EP 29 🥀

68 12 3
                                    

Banyak yang sudah melepas namun belum ikhlas. Bukan tidak mau. Tapi membiasakan diri tanpa kehadiran seseorang yang sudah lama tinggal memang tidak semudah itu.

🥀

Hari berikutnya Asya jalani seperti biasa. Meskipun sekarang dia mengalami perubahan di dalam hidupnya, namun Asya yakin kalau itu semua akan segera berlalu. Asya masuk ke sekolah setelah sekian lama izin. Setidaknya Asya bisa tenang karena tidak ada siswa lain yang kembali mem-bully-nya lagi.

Seperti biasanya di SMA Bhayangkari ini jika ada satu saja berita mengenai siswanya, maka dalam hitungan jam semua orang sudah tahu kalau Bayu adalah Kakak Asya. Mereka tentu saja terkejut dan tidak menyangka dengan berita yang sudah cepat menyebar ini.

Sekarang Asya dan Salwa sedang berada di kursi panjang si depan kelas mereka. Sesekali bercanda dan berbincang tentang hal yang seru. Hubungan keduanya perlahan mulai membaik. Pada momen yang tepat, Salwa meminta maaf kepada Asya dan gadis itu memaafkannya.

Sebenarnya Salwa juga terkejut kalau ternyata Bayu adalah Kakak Asya. Namun dia juga lega karena Asya akhirnya tidak sendirian. Asya kini mempunyai keluarga meskipun tidak lengkap. Gautama menghilang entah kemana setelah kejadian beberapa hari yang lalu.

"Gue beneran minta maaf ya karena udah bersikap egois sama lo. Gue minta maaf karena udah buat reputasi dan nama baik lo hancur. Gue bener-bener nggak mikir panjang waktu itu.

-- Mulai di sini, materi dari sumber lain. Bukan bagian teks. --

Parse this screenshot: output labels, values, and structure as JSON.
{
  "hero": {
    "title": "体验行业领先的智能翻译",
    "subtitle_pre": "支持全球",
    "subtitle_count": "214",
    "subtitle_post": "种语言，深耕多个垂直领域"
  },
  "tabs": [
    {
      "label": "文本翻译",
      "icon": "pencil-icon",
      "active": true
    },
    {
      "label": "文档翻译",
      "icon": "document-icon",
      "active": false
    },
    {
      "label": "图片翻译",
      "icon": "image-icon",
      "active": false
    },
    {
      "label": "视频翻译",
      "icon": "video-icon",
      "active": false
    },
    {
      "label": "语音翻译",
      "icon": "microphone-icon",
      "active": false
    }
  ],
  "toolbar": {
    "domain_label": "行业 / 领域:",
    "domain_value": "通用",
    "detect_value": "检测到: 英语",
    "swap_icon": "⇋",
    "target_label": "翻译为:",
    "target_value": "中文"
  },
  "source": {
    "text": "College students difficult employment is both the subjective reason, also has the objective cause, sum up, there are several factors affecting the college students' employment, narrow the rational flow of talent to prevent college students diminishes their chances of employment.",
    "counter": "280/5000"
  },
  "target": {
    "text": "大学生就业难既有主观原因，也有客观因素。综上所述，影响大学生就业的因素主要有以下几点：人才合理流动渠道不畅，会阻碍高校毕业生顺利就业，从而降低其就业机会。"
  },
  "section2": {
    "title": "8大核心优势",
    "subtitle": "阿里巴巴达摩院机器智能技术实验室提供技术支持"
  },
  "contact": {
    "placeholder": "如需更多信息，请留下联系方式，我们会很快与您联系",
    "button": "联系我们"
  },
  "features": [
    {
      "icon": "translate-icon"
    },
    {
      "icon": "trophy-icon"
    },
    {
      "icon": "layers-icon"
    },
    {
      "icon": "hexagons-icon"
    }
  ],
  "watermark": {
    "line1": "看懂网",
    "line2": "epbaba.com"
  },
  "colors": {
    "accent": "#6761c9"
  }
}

Abisnya gue kesel sih sama lo karena lo terus tertutup sama gue." Ujar Salwa sambil menyentuh lengan Asya.

Asya tersenyum. "Nggak pa-pa. Ini semua juga bukan salah lo doang kok. Lo berhak marah kayak gitu karena emang gue juga salah. Gue yang nggak mau bersikap terbuka sama lo, sama Bagas dan Bayu juga. Maafin gue, ya, karena gue udah tertutup sama kalian."

Salwa terharu. Dia memeluk tubuh Asya dari samping. "Sayang Asya banyak-banyak!"

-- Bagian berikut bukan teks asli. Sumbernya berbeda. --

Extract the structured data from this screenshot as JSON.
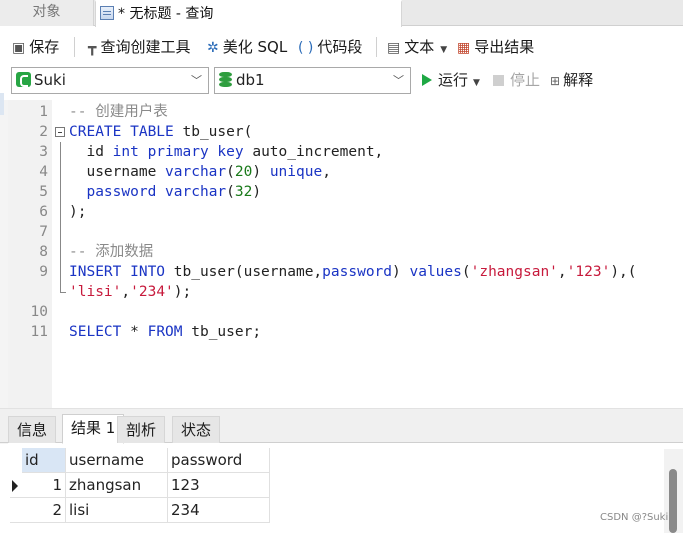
{
  "tabs": {
    "objects": "对象",
    "query": "* 无标题 - 查询"
  },
  "toolbar": {
    "save": "保存",
    "query_builder": "查询创建工具",
    "beautify": "美化 SQL",
    "snippets": "代码段",
    "text": "文本",
    "export": "导出结果"
  },
  "connection": {
    "name": "Suki",
    "database": "db1",
    "run": "运行",
    "stop": "停止",
    "explain": "解释"
  },
  "editor": {
    "line_numbers": [
      "1",
      "2",
      "3",
      "4",
      "5",
      "6",
      "7",
      "8",
      "9",
      "",
      "10",
      "11"
    ],
    "lines": [
      [
        {
          "t": "-- 创建用户表",
          "c": "cm"
        }
      ],
      [
        {
          "t": "CREATE TABLE",
          "c": "kw"
        },
        {
          "t": " tb_user(",
          "c": "pl"
        }
      ],
      [
        {
          "t": "  id ",
          "c": "pl"
        },
        {
          "t": "int primary key",
          "c": "kw"
        },
        {
          "t": " auto_increment,",
          "c": "pl"
        }
      ],
      [
        {
          "t": "  username ",
          "c": "pl"
        },
        {
          "t": "varchar",
          "c": "kw"
        },
        {
          "t": "(",
          "c": "pl"
        },
        {
          "t": "20",
          "c": "num"
        },
        {
          "t": ") ",
          "c": "pl"
        },
        {
          "t": "unique",
          "c": "kw"
        },
        {
          "t": ",",
          "c": "pl"
        }
      ],
      [
        {
          "t": "  ",
          "c": "pl"
        },
        {
          "t": "password",
          "c": "kw"
        },
        {
          "t": " ",
          "c": "pl"
        },
        {
          "t": "varchar",
          "c": "kw"
        },
        {
          "t": "(",
          "c": "pl"
        },
        {
          "t": "32",
          "c": "num"
        },
        {
          "t": ")",
          "c": "pl"
        }
      ],
      [
        {
          "t": ");",
          "c": "pl"
        }
      ],
      [],
      [
        {
          "t": "-- 添加数据",
          "c": "cm"
        }
      ],
      [
        {
          "t": "INSERT INTO",
          "c": "kw"
        },
        {
          "t": " tb_user(username,",
          "c": "pl"
        },
        {
          "t": "password",
          "c": "kw"
        },
        {
          "t": ") ",
          "c": "pl"
        },
        {
          "t": "values",
          "c": "kw"
        },
        {
          "t": "(",
          "c": "pl"
        },
        {
          "t": "'zhangsan'",
          "c": "str"
        },
        {
          "t": ",",
          "c": "pl"
        },
        {
          "t": "'123'",
          "c": "str"
        },
        {
          "t": "),(",
          "c": "pl"
        }
      ],
      [
        {
          "t": "'lisi'",
          "c": "str"
        },
        {
          "t": ",",
          "c": "pl"
        },
        {
          "t": "'234'",
          "c": "str"
        },
        {
          "t": ");",
          "c": "pl"
        }
      ],
      [],
      [
        {
          "t": "SELECT",
          "c": "kw"
        },
        {
          "t": " * ",
          "c": "pl"
        },
        {
          "t": "FROM",
          "c": "kw"
        },
        {
          "t": " tb_user;",
          "c": "pl"
        }
      ]
    ]
  },
  "result_tabs": [
    "信息",
    "结果 1",
    "剖析",
    "状态"
  ],
  "result_active_tab": "结果 1",
  "result_grid": {
    "columns": [
      "id",
      "username",
      "password"
    ],
    "rows": [
      [
        "1",
        "zhangsan",
        "123"
      ],
      [
        "2",
        "lisi",
        "234"
      ]
    ]
  },
  "watermark": "CSDN @?Suki",
  "colors": {
    "keyword": "#1a34c4",
    "comment": "#8a8a8a",
    "string": "#c71a3c",
    "number": "#1a7a1a",
    "run": "#1ea844"
  },
  "icons": {
    "save": "floppy-icon",
    "query_builder": "hammer-icon",
    "beautify": "magic-wand-icon",
    "snippets": "braces-icon",
    "text": "document-icon",
    "export": "export-table-icon"
  }
}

Asya terkekeh menanggapinya. Dia mengusap rambut Salwa yang panjang dan lebat. Salwa mengurai pelukan mereka. Gadis itu tersenyum jahil. "Sya, gimana rasanya punya Kakak kayak Bayu?"

Asya mengedikkan bahunya. "Ya ... gitu."

Salwa mendesah kecewa. "Yah, gue pikir kalian cocok loh jadi pasangan. Gue lihat-lihat juga Si Bayu kayaknya suka sama lo, eh tau-taunya kalian malah saudaraan. Kecewa sudah hati gue." Ucap Salwa mendramatisir sambil memegang dadanya.

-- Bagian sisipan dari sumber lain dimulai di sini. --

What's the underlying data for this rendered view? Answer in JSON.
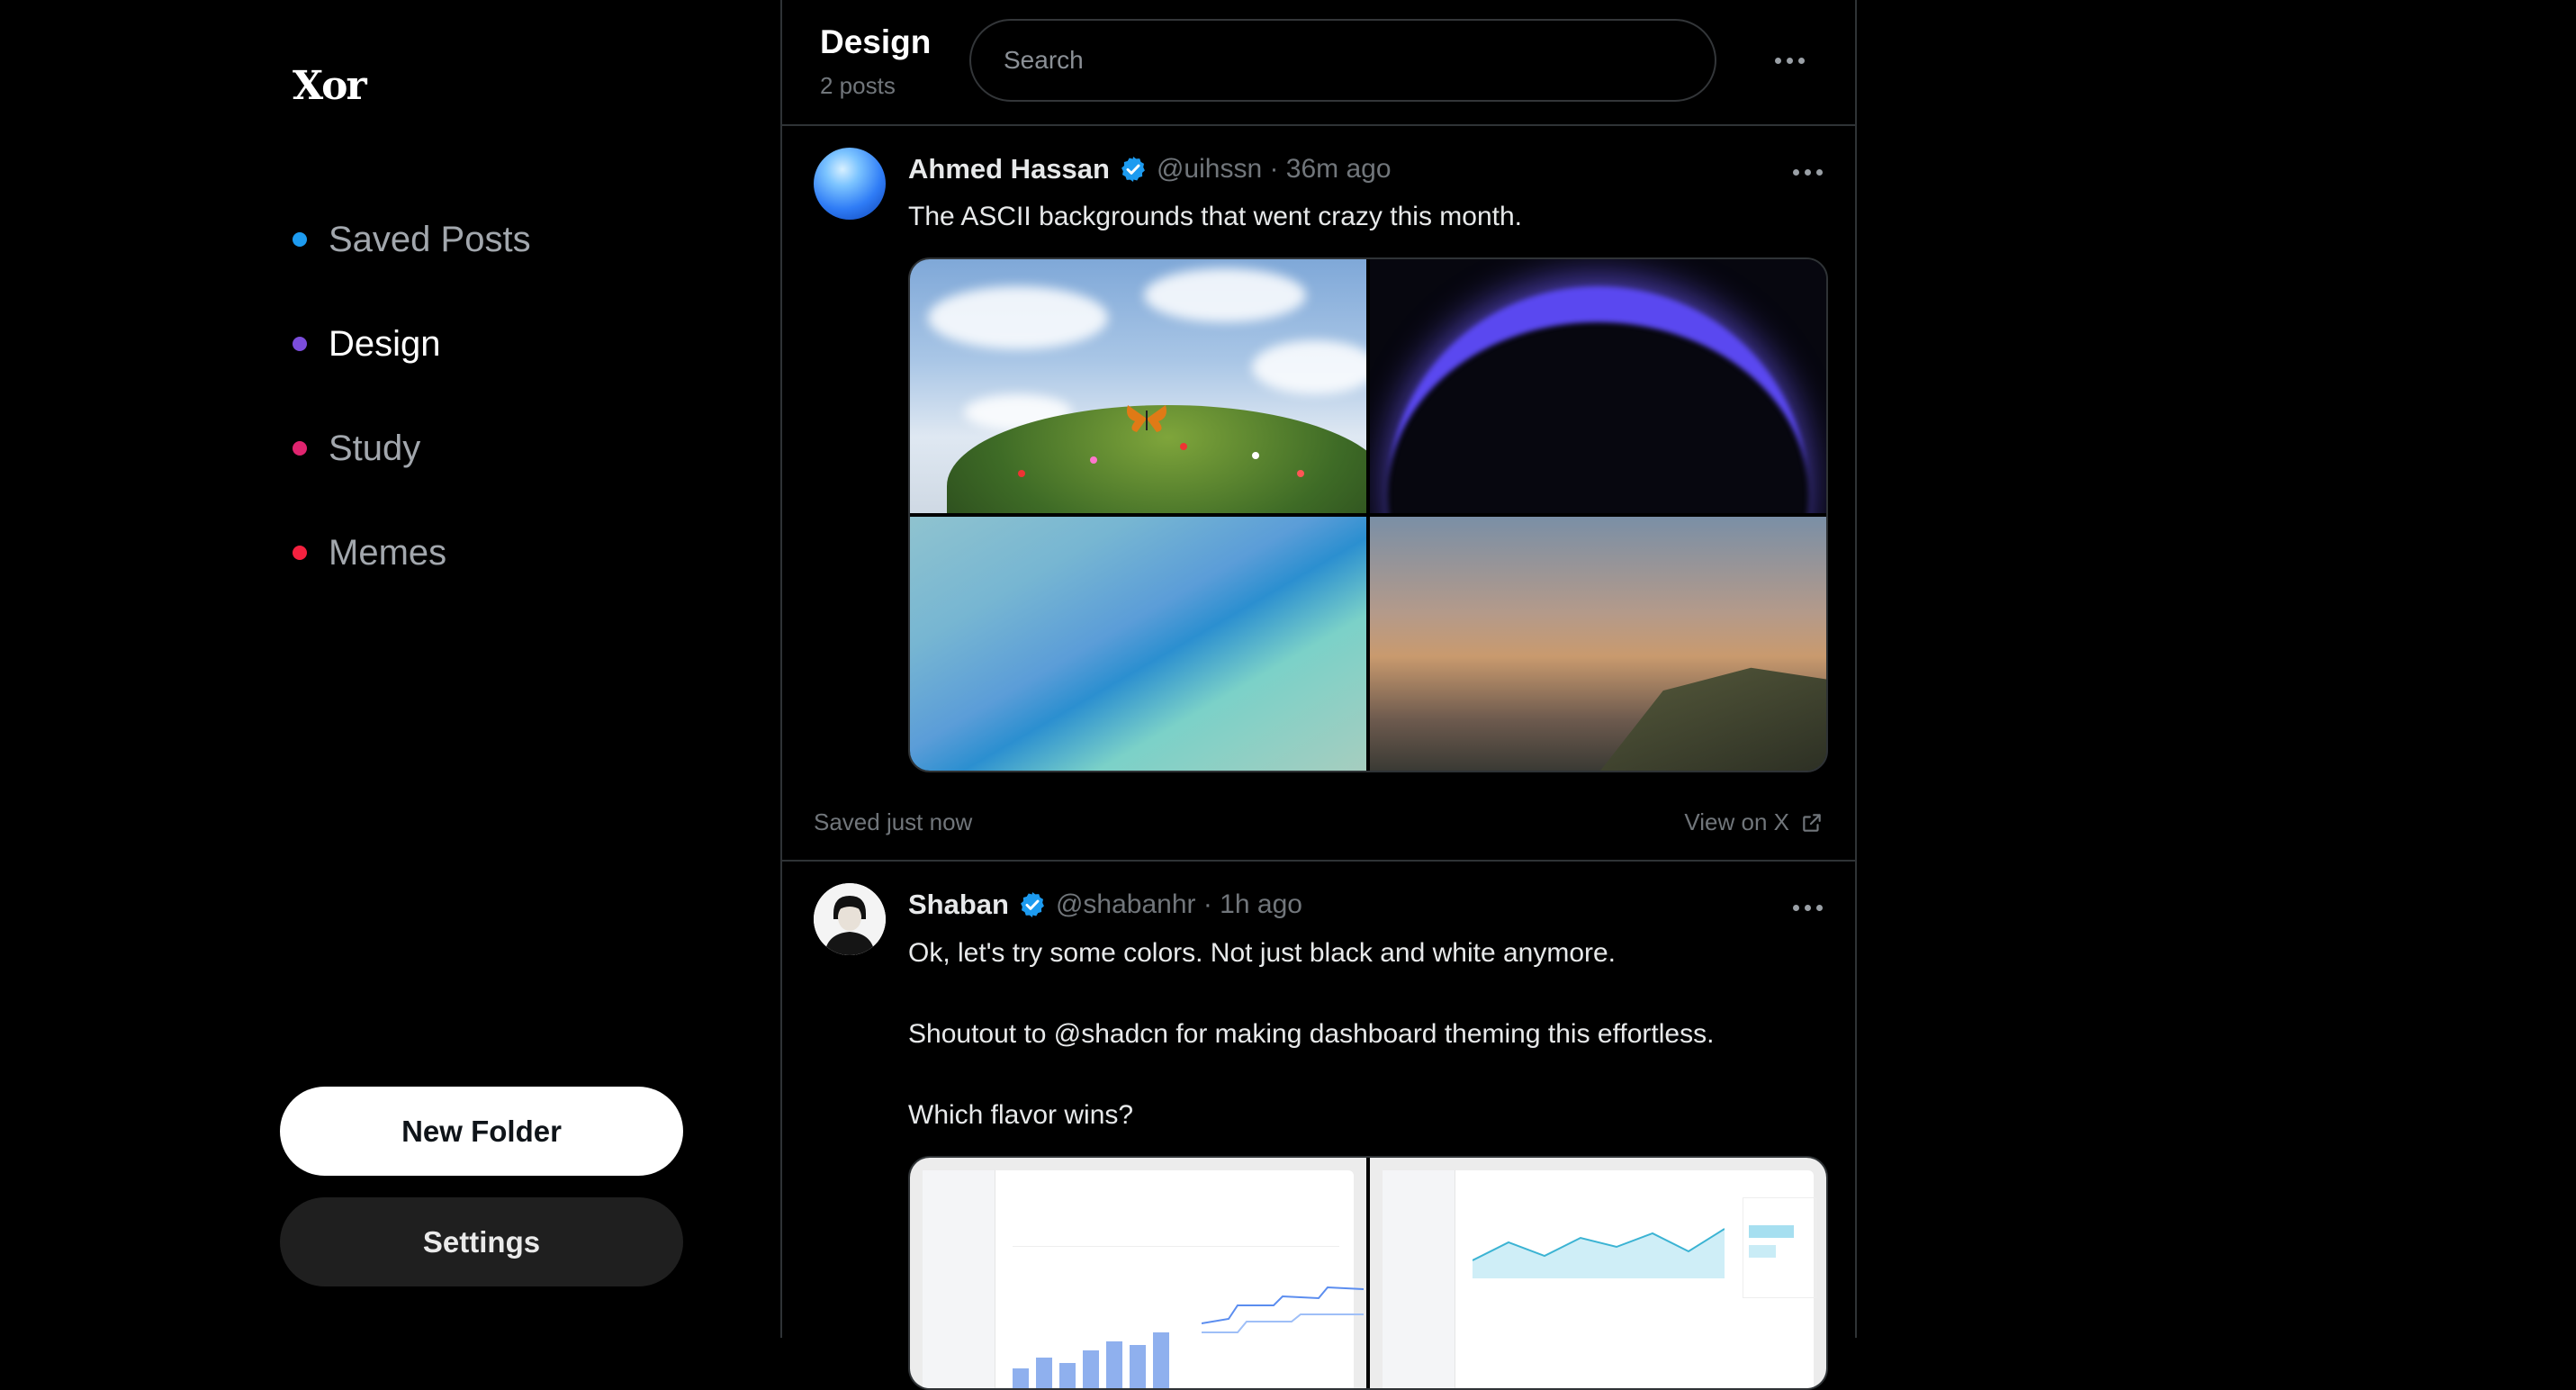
{
  "app": {
    "logo": "Xor"
  },
  "sidebar": {
    "folders": [
      {
        "label": "Saved Posts",
        "color": "#1d9bf0",
        "active": false
      },
      {
        "label": "Design",
        "color": "#7b4ddb",
        "active": true
      },
      {
        "label": "Study",
        "color": "#e0246f",
        "active": false
      },
      {
        "label": "Memes",
        "color": "#f4213f",
        "active": false
      }
    ],
    "new_folder_label": "New Folder",
    "settings_label": "Settings"
  },
  "header": {
    "title": "Design",
    "count": "2 posts",
    "search_placeholder": "Search"
  },
  "posts": [
    {
      "author": "Ahmed Hassan",
      "verified": true,
      "meta": "@uihssn · 36m ago",
      "text": "The ASCII backgrounds that went crazy this month.",
      "saved": "Saved just now",
      "view_label": "View on X"
    },
    {
      "author": "Shaban",
      "verified": true,
      "meta": "@shabanhr · 1h ago",
      "text": "Ok, let's try some colors. Not just black and white anymore.\n\nShoutout to @shadcn for making dashboard theming this effortless.\n\nWhich flavor wins?"
    }
  ],
  "colors": {
    "accent": "#1d9bf0",
    "border": "#2f3336",
    "muted": "#71767b"
  }
}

Asya tertawa. Dia meninju lengan Salwa, "Apaan sih lo! Sukurin tuh!"

Salwa mencebikkan bibirnya. Sedetik kemudian ekspresinya berubah menjadi tersenyum hangat. "Gue seneng deh liat lo bisa senyum sama ketawa lagi. Nggak yang murung dan terus-terusan sedih kayak kemarin. Sepi tau nggak?"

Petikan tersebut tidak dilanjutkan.